26/06/2026 21:18 - Actualidad
O escândalo que envolve Nacho Levy, referente de La Garganta Poderosa, somou uma nova voz. Sofía Monachelli, jornalista do Crónica TV (canal de notícias argentino de grande audiência), decidiu falar publicamente pela primeira vez sobre a relação que manteve com Levy há aproximadamente duas décadas.
Monachelli tinha 18 anos quando começou o vínculo, por volta de 2007 ou 2008, enquanto estudava em Deportea, escola de formação em jornalismo esportivo onde Levy era seu professor. A relação se estendeu por quase dois anos e meio.
"Eu entendi depois que havia sido uma relação violenta, que havia sido uma relação que me havia enchido de inseguranças, de medos, de não contar", declarou Monachelli ao ar de seu programa.
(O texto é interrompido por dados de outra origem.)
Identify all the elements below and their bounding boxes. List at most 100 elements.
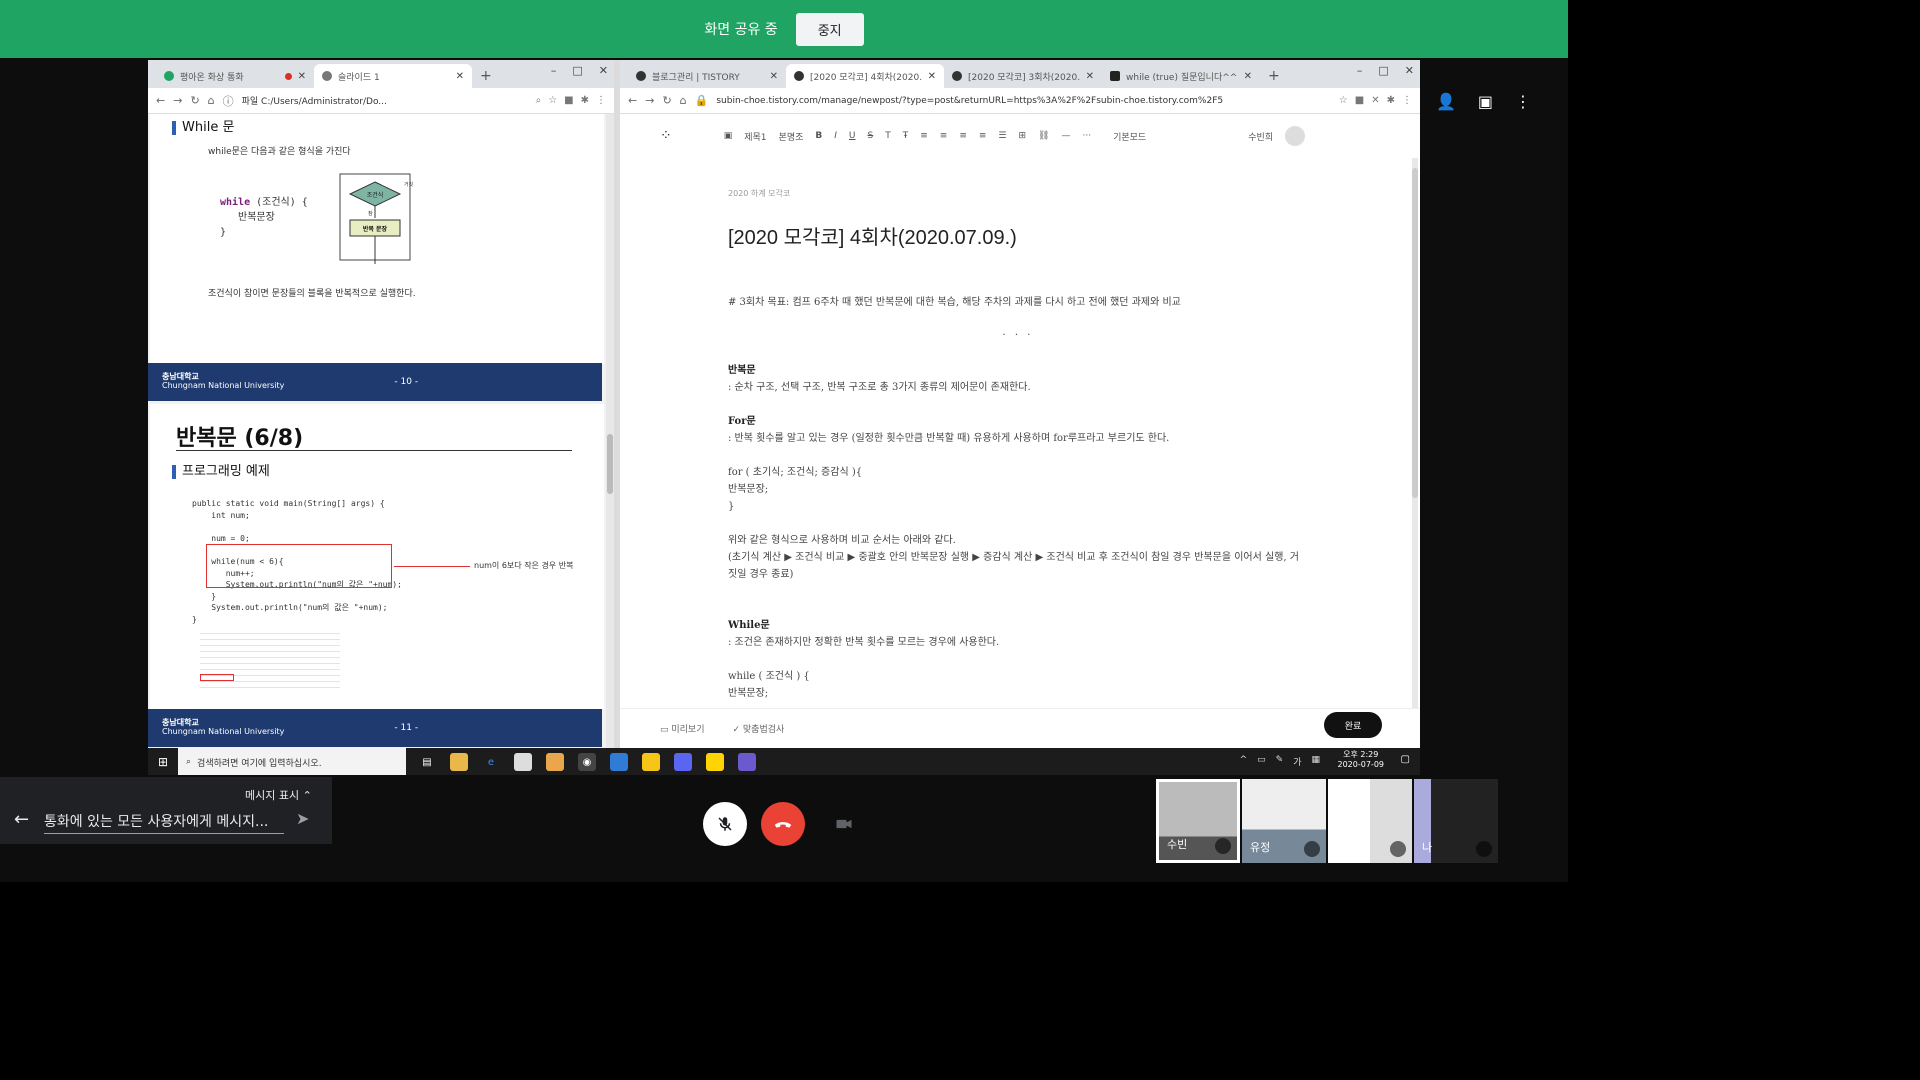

A jornalista contou que uma frase de Cecilia Ce a atravessou profundamente: "Eu pude sair". Essa expressão a fez sentir identificada com a experiência da sexóloga, que dias antes havia denunciado publicamente episódios de controle e manipulação emocional sem nomear Levy, embora o sinalamento recaiu rapidamente sobre ele.
Monachelli revelou que quando terminou a relação, teve que mudar seu número de telefone devido à quantidade de ligações e mensagens que recebia.
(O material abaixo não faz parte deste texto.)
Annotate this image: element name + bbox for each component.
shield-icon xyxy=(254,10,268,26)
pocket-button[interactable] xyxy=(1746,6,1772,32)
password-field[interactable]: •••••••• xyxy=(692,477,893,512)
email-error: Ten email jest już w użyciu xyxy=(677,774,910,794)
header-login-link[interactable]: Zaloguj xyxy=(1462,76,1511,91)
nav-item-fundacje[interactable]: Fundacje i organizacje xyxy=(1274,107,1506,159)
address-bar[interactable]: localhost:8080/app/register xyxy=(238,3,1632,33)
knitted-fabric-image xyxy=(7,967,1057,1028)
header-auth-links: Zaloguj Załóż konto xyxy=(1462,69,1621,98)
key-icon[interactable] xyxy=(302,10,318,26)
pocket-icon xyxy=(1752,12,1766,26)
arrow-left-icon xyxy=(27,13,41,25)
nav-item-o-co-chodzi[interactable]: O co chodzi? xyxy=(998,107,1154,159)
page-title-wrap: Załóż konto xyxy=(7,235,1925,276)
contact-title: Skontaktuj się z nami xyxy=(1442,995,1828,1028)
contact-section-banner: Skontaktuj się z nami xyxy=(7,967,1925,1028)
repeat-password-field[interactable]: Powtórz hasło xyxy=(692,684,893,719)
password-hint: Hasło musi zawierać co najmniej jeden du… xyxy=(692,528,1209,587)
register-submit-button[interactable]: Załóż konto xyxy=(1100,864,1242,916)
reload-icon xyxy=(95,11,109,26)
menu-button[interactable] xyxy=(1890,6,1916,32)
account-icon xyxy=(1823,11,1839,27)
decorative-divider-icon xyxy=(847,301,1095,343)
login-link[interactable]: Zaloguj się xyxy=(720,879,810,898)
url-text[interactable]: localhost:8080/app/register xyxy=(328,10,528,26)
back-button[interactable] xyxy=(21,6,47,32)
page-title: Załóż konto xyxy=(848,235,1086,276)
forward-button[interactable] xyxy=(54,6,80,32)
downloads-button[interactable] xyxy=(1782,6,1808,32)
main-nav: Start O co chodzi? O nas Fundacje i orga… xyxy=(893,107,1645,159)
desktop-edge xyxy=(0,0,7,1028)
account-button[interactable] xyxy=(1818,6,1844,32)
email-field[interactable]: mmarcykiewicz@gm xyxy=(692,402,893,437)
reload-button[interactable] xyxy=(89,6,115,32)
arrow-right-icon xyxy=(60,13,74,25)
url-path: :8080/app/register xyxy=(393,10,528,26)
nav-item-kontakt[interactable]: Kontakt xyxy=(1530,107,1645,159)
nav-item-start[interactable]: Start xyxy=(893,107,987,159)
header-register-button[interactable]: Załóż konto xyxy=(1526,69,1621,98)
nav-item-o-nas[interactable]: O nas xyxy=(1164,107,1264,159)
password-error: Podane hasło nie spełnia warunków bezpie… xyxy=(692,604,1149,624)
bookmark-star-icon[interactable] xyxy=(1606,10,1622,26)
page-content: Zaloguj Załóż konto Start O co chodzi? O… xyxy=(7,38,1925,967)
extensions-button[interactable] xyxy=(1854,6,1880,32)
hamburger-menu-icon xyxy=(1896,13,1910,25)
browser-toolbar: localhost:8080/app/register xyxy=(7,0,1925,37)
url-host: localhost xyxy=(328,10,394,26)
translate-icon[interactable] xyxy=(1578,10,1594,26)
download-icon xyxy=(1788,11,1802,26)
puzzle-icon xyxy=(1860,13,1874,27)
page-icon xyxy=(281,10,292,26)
A jornalista agradeceu a uma mulher próxima de Levy —cujo nome protegeu— por ter-lhe aberto a porta de saída: "Você merece algo melhor, deixe-o", disse essa pessoa.
Hoje, aos 38 anos, Monachelli tem um filho de 8 anos e uma relação saudável. "Pude mudar, pude reverter, pude continuar trabalhando no meio", expressou com esperança.
Cecilia Ce respondeu rapidamente nas redes sociais com uma mensagem de apoio a Monachelli: "OBRIGADA, eternamente obrigada, estamos juntas", escreveu nos comentários do post, acumulando quase 4.000 curtidas.
Em suas histórias do Instagram, a sexóloga ampliou o alcance das denúncias: "Somos muitas. Em todos os âmbitos em que se movia, o mesmo modus operandi".
Este novo testemunho se soma ao de Cecilia Ce, reconhecida escritora e sexóloga argentina, que dias antes publicou em suas redes uma série de mensagens denunciando episódios de controle e manipulação emocional por parte de seu ex-parceiro, sem mencionar seu nome. O sinalamento rapidamente se dirigiu hacia Nacho Levy, referente de La Garganta Poderosa.
| Cronologia das acusações | Detalhe |
|---|---|
| Cecilia Ce | Primeira em denunciar publicamente mediante publicações no Instagram sobre controle e manipulação emocional |
| Gloria Carrá | Ex-parceira de Levy, atriz argentina reconhecida, deixou uma mensagem pública de apoio a Ce |
| Sofía Monachelli | Segunda mulher em se somar às acusações. Relação aproximadamente entre 2007-2009 |
A jornalista Julia Mengolini, condutora do programa Segurola y Habana na rádio Futurock (meio de comunicação argentino muito popular entre setores progressistas), recebeu críticas nas redes sociais por sua postura diante das acusações. Mengolini havia expressado que preferia esperar antes de se pronunciar sobre o caso.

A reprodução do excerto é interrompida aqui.